In fine weather its beauty has an oppressive quality; in winter, as the Reverend Donald Carr found out back in 1865, it can be deadly. Mr Carr was the rector of Woolstaston, north of Church Stretton on the eastern side of the Long Mynd, and was also responsible for the remote outlying village of Ratlinghope on the west side, 4 miles away from Woolstaston. On 29 January 1865 he set out through the snow on horseback to take the afternoon service at Ratlinghope. The fallen snow was deep enough to force Mr Carr's servant to take the horses back home, but the clergyman went on alone, crawling on hands and knees through the drifts, to reach the lonely village on the moors and take a short service in the company of a handful of people. The Journey home was a different matter entirely. Back on the heights, a furious gale had blown up. Mr Carr was at first confident that he was on the right track, but soon realized that he had lost his way, with darkness coming on and the blizzard getting worse all the time. Then he fell down the side of a ravine . . .
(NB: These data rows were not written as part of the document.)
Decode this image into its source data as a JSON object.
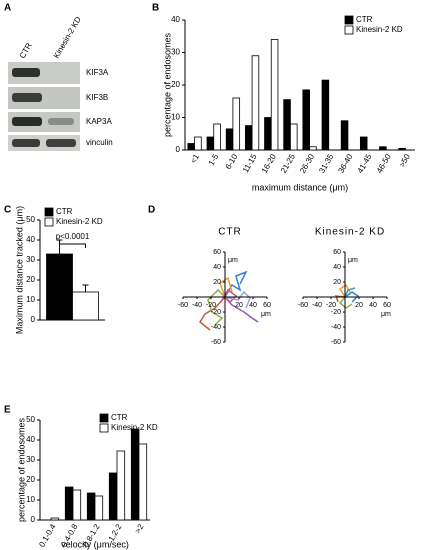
{
  "panel_labels": [
    "A",
    "B",
    "C",
    "D",
    "E"
  ],
  "blot": {
    "lanes": [
      "CTR",
      "Kinesin-2 KD"
    ],
    "bands": [
      "KIF3A",
      "KIF3B",
      "KAP3A",
      "vinculin"
    ]
  },
  "chart_data": [
    {
      "type": "bar",
      "categories": [
        "<1",
        "1-5",
        "6-10",
        "11-15",
        "16-20",
        "21-25",
        "26-30",
        "31-35",
        "36-40",
        "41-45",
        "46-50",
        ">50"
      ],
      "series": [
        {
          "name": "CTR",
          "color": "#000000",
          "values": [
            2,
            4,
            6.5,
            7.5,
            10,
            15.5,
            18.5,
            21.5,
            9,
            4,
            1,
            0.5
          ]
        },
        {
          "name": "Kinesin-2 KD",
          "color": "#ffffff",
          "values": [
            4,
            8,
            16,
            29,
            34,
            8,
            1,
            0,
            0,
            0,
            0,
            0
          ]
        }
      ],
      "ylim": [
        0,
        40
      ],
      "yticks": [
        0,
        10,
        20,
        30,
        40
      ],
      "xlabel": "maximum distance (μm)",
      "ylabel": "percentage of endosomes",
      "legend": "upper right"
    },
    {
      "type": "bar",
      "series": [
        {
          "name": "CTR",
          "color": "#000000",
          "values": [
            33
          ],
          "errors": [
            7
          ]
        },
        {
          "name": "Kinesin-2 KD",
          "color": "#ffffff",
          "values": [
            14
          ],
          "errors": [
            3.5
          ]
        }
      ],
      "ylim": [
        0,
        50
      ],
      "yticks": [
        0,
        10,
        20,
        30,
        40,
        50
      ],
      "ylabel": "Maximum distance tracked (μm)",
      "annotation": "p<0.0001",
      "legend": "upper left"
    },
    {
      "type": "trajectory",
      "title": "CTR",
      "xlim": [
        -60,
        60
      ],
      "ylim": [
        -60,
        60
      ],
      "xticks": [
        -60,
        -40,
        -20,
        20,
        40,
        60
      ],
      "yticks": [
        60,
        40,
        20,
        -20,
        -40,
        -60
      ],
      "xlabel": "μm",
      "ylabel": "μm"
    },
    {
      "type": "trajectory",
      "title": "Kinesin-2 KD",
      "xlim": [
        -60,
        60
      ],
      "ylim": [
        -60,
        60
      ],
      "xticks": [
        -60,
        -40,
        -20,
        20,
        40,
        60
      ],
      "yticks": [
        60,
        40,
        20,
        -20,
        -40,
        -60
      ],
      "xlabel": "μm",
      "ylabel": "μm"
    },
    {
      "type": "bar",
      "categories": [
        "0.1-0.4",
        "0.4-0.8",
        "0.8-1.2",
        "1.2-2",
        ">2"
      ],
      "series": [
        {
          "name": "CTR",
          "color": "#000000",
          "values": [
            0,
            16.5,
            13.5,
            23.5,
            45.5
          ]
        },
        {
          "name": "Kinesin-2 KD",
          "color": "#ffffff",
          "values": [
            1,
            15,
            12,
            34.5,
            38
          ]
        }
      ],
      "ylim": [
        0,
        50
      ],
      "yticks": [
        0,
        10,
        20,
        30,
        40,
        50
      ],
      "xlabel": "velocity (μm/sec)",
      "ylabel": "percentage of endosomes",
      "legend": "upper right"
    }
  ]
}
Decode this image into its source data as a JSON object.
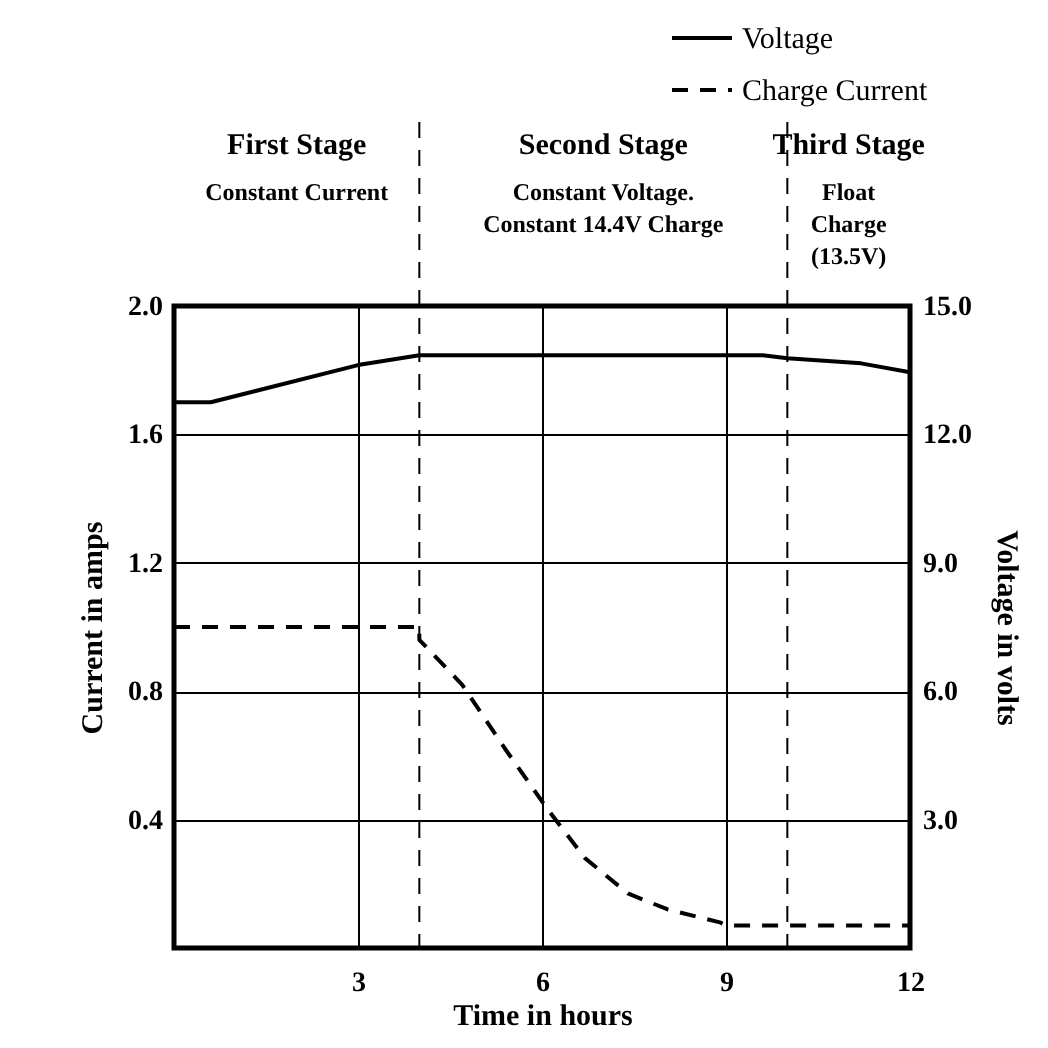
{
  "chart_data": {
    "type": "line",
    "xlabel": "Time in hours",
    "ylabel": "Current in amps",
    "y2label": "Voltage in volts",
    "xlim": [
      0,
      12
    ],
    "xticks": [
      3,
      6,
      9,
      12
    ],
    "ylim": [
      0,
      2.0
    ],
    "yticks": [
      0.4,
      0.8,
      1.2,
      1.6,
      {
        "value": 2.0,
        "label": "2.0"
      }
    ],
    "y2lim": [
      0,
      15
    ],
    "y2ticks": [
      {
        "value": 3,
        "label": "3.0"
      },
      {
        "value": 6,
        "label": "6.0"
      },
      {
        "value": 9,
        "label": "9.0"
      },
      {
        "value": 12,
        "label": "12.0"
      },
      {
        "value": 15,
        "label": "15.0"
      }
    ],
    "grid": true,
    "legend": "top right",
    "marker": "none",
    "series": [
      {
        "name": "Voltage",
        "color": "#000000",
        "axis": "y2",
        "line_style": "solid",
        "x": [
          0,
          0.6,
          3.0,
          4.0,
          9.6,
          10.0,
          11.2,
          12.0
        ],
        "values": [
          12.75,
          12.75,
          13.62,
          13.85,
          13.85,
          13.78,
          13.66,
          13.45
        ]
      },
      {
        "name": "Charge Current",
        "color": "#000000",
        "axis": "y",
        "line_style": "dashed",
        "x": [
          0,
          4.0,
          4.0,
          4.7,
          5.4,
          6.1,
          6.7,
          7.4,
          8.05,
          8.9,
          9.0,
          12.0
        ],
        "values": [
          1.0,
          1.0,
          0.96,
          0.82,
          0.62,
          0.43,
          0.28,
          0.17,
          0.12,
          0.08,
          0.07,
          0.07
        ]
      }
    ],
    "ref_lines": [
      {
        "axis": "x",
        "value": 4.0,
        "line_style": "dashed",
        "color": "#000000"
      },
      {
        "axis": "x",
        "value": 10.0,
        "line_style": "dashed",
        "color": "#000000"
      }
    ],
    "annotations": [
      "First Stage",
      "Constant Current",
      "Second Stage",
      "Constant Voltage.\nConstant 14.4V Charge",
      "Third Stage",
      "Float\nCharge\n(13.5V)"
    ]
  }
}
"I found myself shooting at a fearful pace down the side of one of the steep ravines which I had imagined lay far away to my right . . . I continued my tremendous glissade head downwards, lying on my back. The pace I was going in this headlong descent must have been very great, yet it seemed to me to occupy a marvellous space of time, long enough for the events of my whole previous life to pass in review before me, as I had often heard that they did in moments of extreme peril."
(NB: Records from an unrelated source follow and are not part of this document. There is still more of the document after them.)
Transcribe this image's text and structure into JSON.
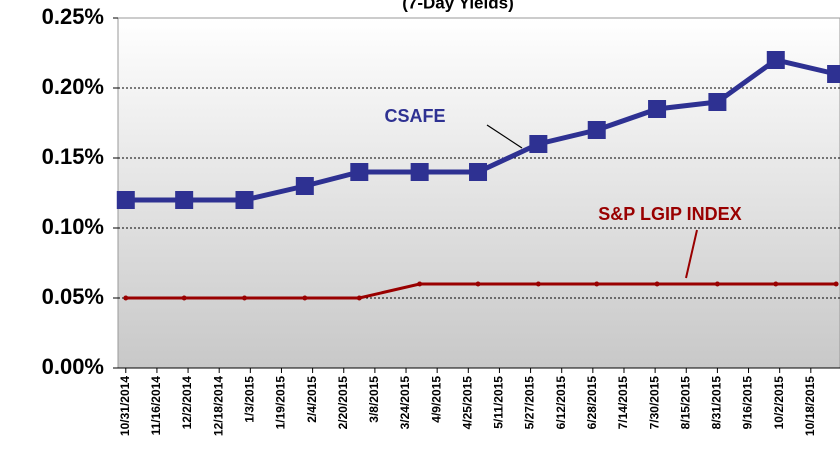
{
  "chart_data": {
    "type": "line",
    "title": "(7-Day Yields)",
    "x": [
      0,
      30,
      61,
      92,
      120,
      151,
      181,
      212,
      242,
      273,
      304,
      334,
      365
    ],
    "xlim": [
      -4,
      367
    ],
    "xticks": [
      {
        "value": 0,
        "label": "10/31/2014"
      },
      {
        "value": 16,
        "label": "11/16/2014"
      },
      {
        "value": 32,
        "label": "12/2/2014"
      },
      {
        "value": 48,
        "label": "12/18/2014"
      },
      {
        "value": 64,
        "label": "1/3/2015"
      },
      {
        "value": 80,
        "label": "1/19/2015"
      },
      {
        "value": 96,
        "label": "2/4/2015"
      },
      {
        "value": 112,
        "label": "2/20/2015"
      },
      {
        "value": 128,
        "label": "3/8/2015"
      },
      {
        "value": 144,
        "label": "3/24/2015"
      },
      {
        "value": 160,
        "label": "4/9/2015"
      },
      {
        "value": 176,
        "label": "4/25/2015"
      },
      {
        "value": 192,
        "label": "5/11/2015"
      },
      {
        "value": 208,
        "label": "5/27/2015"
      },
      {
        "value": 224,
        "label": "6/12/2015"
      },
      {
        "value": 240,
        "label": "6/28/2015"
      },
      {
        "value": 256,
        "label": "7/14/2015"
      },
      {
        "value": 272,
        "label": "7/30/2015"
      },
      {
        "value": 288,
        "label": "8/15/2015"
      },
      {
        "value": 304,
        "label": "8/31/2015"
      },
      {
        "value": 320,
        "label": "9/16/2015"
      },
      {
        "value": 336,
        "label": "10/2/2015"
      },
      {
        "value": 352,
        "label": "10/18/2015"
      }
    ],
    "ylim": [
      0,
      0.25
    ],
    "yticks": [
      {
        "value": 0,
        "label": "0.00%"
      },
      {
        "value": 0.05,
        "label": "0.05%"
      },
      {
        "value": 0.1,
        "label": "0.10%"
      },
      {
        "value": 0.15,
        "label": "0.15%"
      },
      {
        "value": 0.2,
        "label": "0.20%"
      },
      {
        "value": 0.25,
        "label": "0.25%"
      }
    ],
    "grid": true,
    "series": [
      {
        "name": "CSAFE",
        "color": "#2e3192",
        "marker": "square",
        "values": [
          0.12,
          0.12,
          0.12,
          0.13,
          0.14,
          0.14,
          0.14,
          0.16,
          0.17,
          0.185,
          0.19,
          0.22,
          0.21
        ]
      },
      {
        "name": "S&P LGIP INDEX",
        "color": "#990000",
        "marker": "dot",
        "values": [
          0.05,
          0.05,
          0.05,
          0.05,
          0.05,
          0.06,
          0.06,
          0.06,
          0.06,
          0.06,
          0.06,
          0.06,
          0.06
        ]
      }
    ]
  }
}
He survived that fall, but shortly afterwards, now conscious that he was completely lost, had another even worse, this time losing his hat and gloves. He still had his brandy flask, but "could hardly get my hands to my mouth for the masses of ice which had formed upon my whiskers, and which were gradually developed into a long crystal beard, hanging half way to my waist."
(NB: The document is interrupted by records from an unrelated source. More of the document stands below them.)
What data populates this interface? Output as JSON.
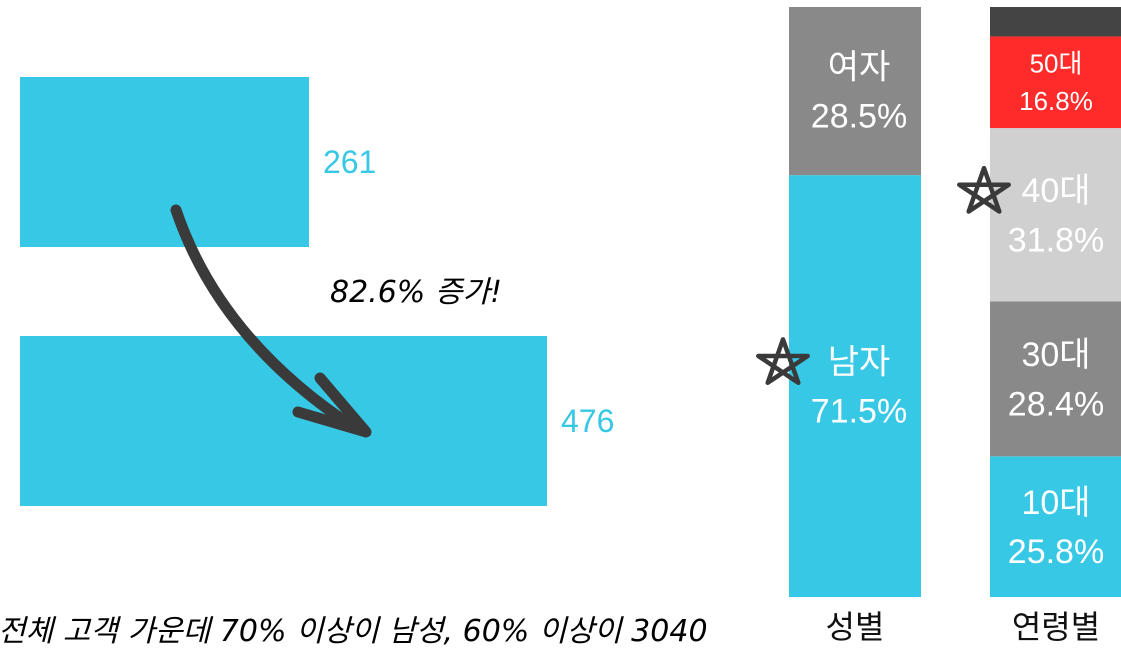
{
  "colors": {
    "cyan": "#36C8E4",
    "dark": "#3a3a3a",
    "gray": "#898989",
    "light_gray": "#d0d0d0",
    "red": "#FF2A2A",
    "charcoal": "#444444",
    "white": "#ffffff"
  },
  "chart_data": [
    {
      "type": "bar",
      "orientation": "horizontal",
      "categories": [
        "",
        ""
      ],
      "values": [
        261,
        476
      ],
      "value_labels": [
        "261",
        "476"
      ],
      "annotation": "82.6% 증가!",
      "annotation_icon": "curved-arrow-icon"
    },
    {
      "type": "bar",
      "stacked": true,
      "categories": [
        "성별",
        "연령별"
      ],
      "series": [
        {
          "category": "성별",
          "segments": [
            {
              "name": "남자",
              "value": 71.5,
              "label": "71.5%",
              "color": "#36C8E4",
              "text_color": "#ffffff",
              "starred": true
            },
            {
              "name": "여자",
              "value": 28.5,
              "label": "28.5%",
              "color": "#898989",
              "text_color": "#ffffff",
              "starred": false
            }
          ]
        },
        {
          "category": "연령별",
          "segments": [
            {
              "name": "10대",
              "value": 25.8,
              "label": "25.8%",
              "color": "#36C8E4",
              "text_color": "#ffffff",
              "starred": false
            },
            {
              "name": "30대",
              "value": 28.4,
              "label": "28.4%",
              "color": "#898989",
              "text_color": "#ffffff",
              "starred": false
            },
            {
              "name": "40대",
              "value": 31.8,
              "label": "31.8%",
              "color": "#d0d0d0",
              "text_color": "#ffffff",
              "starred": true
            },
            {
              "name": "50대",
              "value": 16.8,
              "label": "16.8%",
              "color": "#FF2A2A",
              "text_color": "#ffffff",
              "starred": false
            },
            {
              "name": "",
              "value": 5.4,
              "label": "",
              "color": "#444444",
              "text_color": "#ffffff",
              "starred": false
            }
          ]
        }
      ]
    }
  ],
  "footnote": "전체 고객 가운데 70% 이상이 남성, 60% 이상이 3040"
}
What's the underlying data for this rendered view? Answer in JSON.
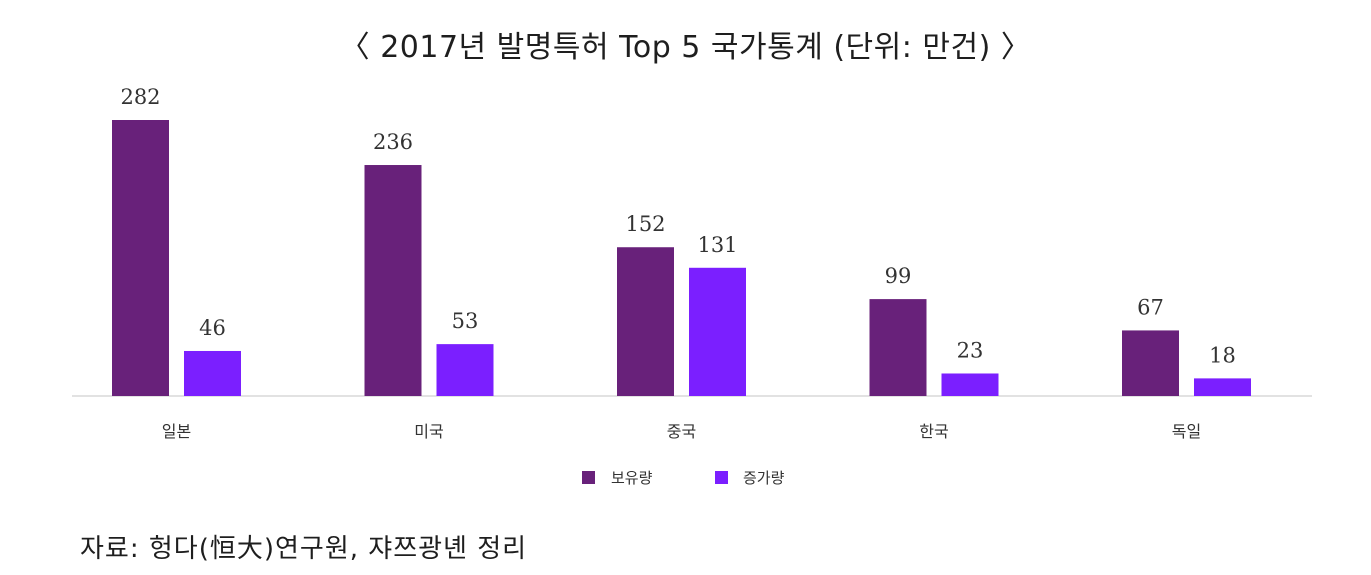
{
  "title": "〈 2017년 발명특허 Top 5 국가통계 (단위: 만건) 〉",
  "source": "자료: 헝다(恒大)연구원, 쟈쯔광녠 정리",
  "chart_data": {
    "type": "bar",
    "categories": [
      "일본",
      "미국",
      "중국",
      "한국",
      "독일"
    ],
    "series": [
      {
        "name": "보유량",
        "values": [
          282,
          236,
          152,
          99,
          67
        ],
        "color": "#68217a"
      },
      {
        "name": "증가량",
        "values": [
          46,
          53,
          131,
          23,
          18
        ],
        "color": "#7b1fff"
      }
    ],
    "ylim": [
      0,
      282
    ],
    "legend": "bottom-center",
    "grid": false
  }
}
Somehow he kept going all through the night, continually falling down and forcing himself up and on again, fighting the overwhelming desire to lie down and drift into sleep. Dawn brought no relief, as a dense fog lay over the Long Mynd. Mr Carr found that he had gone snow blind when he could not tell the front of his watch from the back. Staggering on, he found himself at the top of the Lightspout Valley, and in his weakness tumbled over the upper part of the waterfall - somehow without adding to his injuries. Then he lost his boots:
"They do not seem to have become unlaced, as the laces were firmly knotted, but had burst in the middle, and the whole front of the boot had been stretched out of shape from the strain put upon it whilst laboriously dragging my feet out of deep drifts for so many hours together, which I can only describe as acting upon the boots like a steam-power boot-jack. And so for hours I walked on in my stockings without inconvenience. Even when I trod upon gorse bushes, I did not feel it, as my feet had become as insensible as my hands."
At last the exhausted man, "crowned and bearded with ice like a ghastly emblem of winter", stumbled down the Cardingmill Valley and came upon a group of children, who promptly ran away from the apparition. However, help soon came, and Mr Carr made his way home to Woolstaston and eventually to a complete recovery.
Taken from Philip's Welsh Borders, by Christopher Somerville.